The Subway incident has been reported by the BBC. As yet, Subway has not said whether its databases have been compromised or what the source of the scam is. It is also uncertain the extent of the numbers of people who have been impacted. However, Subway has informed Bleeping Computer that a particular server was responsible for the firm’s email marketing campaigns and this is the point where the attack happened. It appears that this server held no banking or credit card details were stored on it.

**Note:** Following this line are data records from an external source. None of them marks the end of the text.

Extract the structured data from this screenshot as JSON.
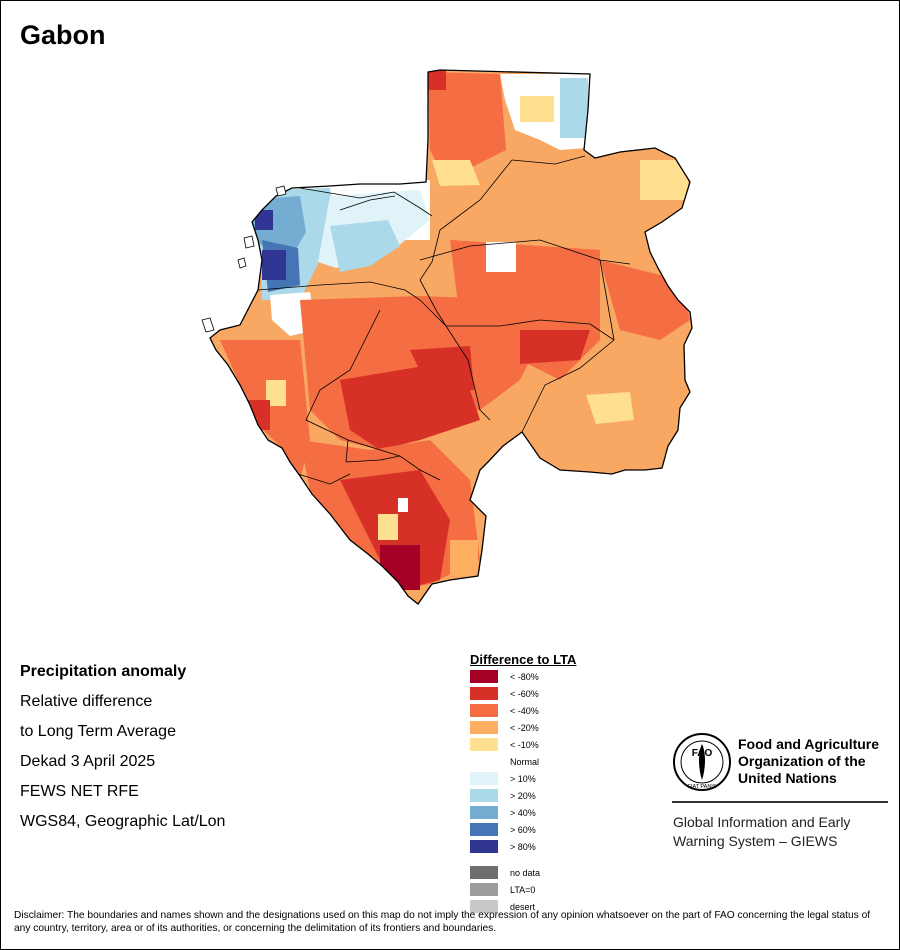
{
  "title": "Gabon",
  "info": {
    "line1": "Precipitation anomaly",
    "line2": "Relative difference",
    "line3": "to Long Term Average",
    "line4": "Dekad 3 April 2025",
    "line5": "FEWS NET RFE",
    "line6": "WGS84, Geographic Lat/Lon"
  },
  "legend": {
    "title": "Difference to LTA",
    "items": [
      {
        "label": "< -80%",
        "color": "#a50026"
      },
      {
        "label": "< -60%",
        "color": "#d73027"
      },
      {
        "label": "< -40%",
        "color": "#f46d43"
      },
      {
        "label": "< -20%",
        "color": "#fdae61"
      },
      {
        "label": "< -10%",
        "color": "#fee090"
      },
      {
        "label": "Normal",
        "color": "#ffffff"
      },
      {
        "label": "> 10%",
        "color": "#e0f3f8"
      },
      {
        "label": "> 20%",
        "color": "#abd9e9"
      },
      {
        "label": "> 40%",
        "color": "#74add1"
      },
      {
        "label": "> 60%",
        "color": "#4575b4"
      },
      {
        "label": "> 80%",
        "color": "#313695"
      }
    ],
    "extra": [
      {
        "label": "no data",
        "color": "#6e6e6e"
      },
      {
        "label": "LTA=0",
        "color": "#9c9c9c"
      },
      {
        "label": "desert",
        "color": "#c8c8c8"
      }
    ]
  },
  "org": {
    "logo_text": "FAO",
    "logo_motto": "FIAT PANIS",
    "name_line1": "Food and Agriculture",
    "name_line2": "Organization of the",
    "name_line3": "United Nations",
    "giews_line1": "Global Information and Early",
    "giews_line2": "Warning System – GIEWS"
  },
  "disclaimer": "Disclaimer: The boundaries and names shown and the designations used on this map do not imply the expression of any opinion whatsoever on the part of FAO concerning the legal status of any country, territory, area or of its authorities, or concerning the delimitation of its frontiers and boundaries."
}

In terms of the form of the message, the content of the emails encouraged users to click on document links, which led them to hacked websites and downloaded a malicious Excel spreadsheet.
According to Ed Macnair, CEO, Censornet, commenting for Digital Journal: “This is an example of why email data is so dangerous in the hands of cyber criminals. Customer databases are a treasure trove for criminals looking to launch widespread phishing campaigns, exploiting the fact that these customers already know the brand and are therefore more likely to trust the email and click through to the malware.”
Macnair looks at the wider implication of “holding data about customers. He notes: “This attack demonstrates the implications of not sufficiently protecting valuable customer email information. For cyber criminals email campaigns have proved such an effective and easy method of malware deployment over the past decade, if a company lets its database fall into the hands of an attacker they are putting their customers at serious risk.”
In terms of preventative actions, Macnair recommends: “To stop this they should treat email data as sensitive information and an extra layer of account security as a bare minimum, such as multi-factor authentication, to ensure that only those who should have access to an email database can access it.”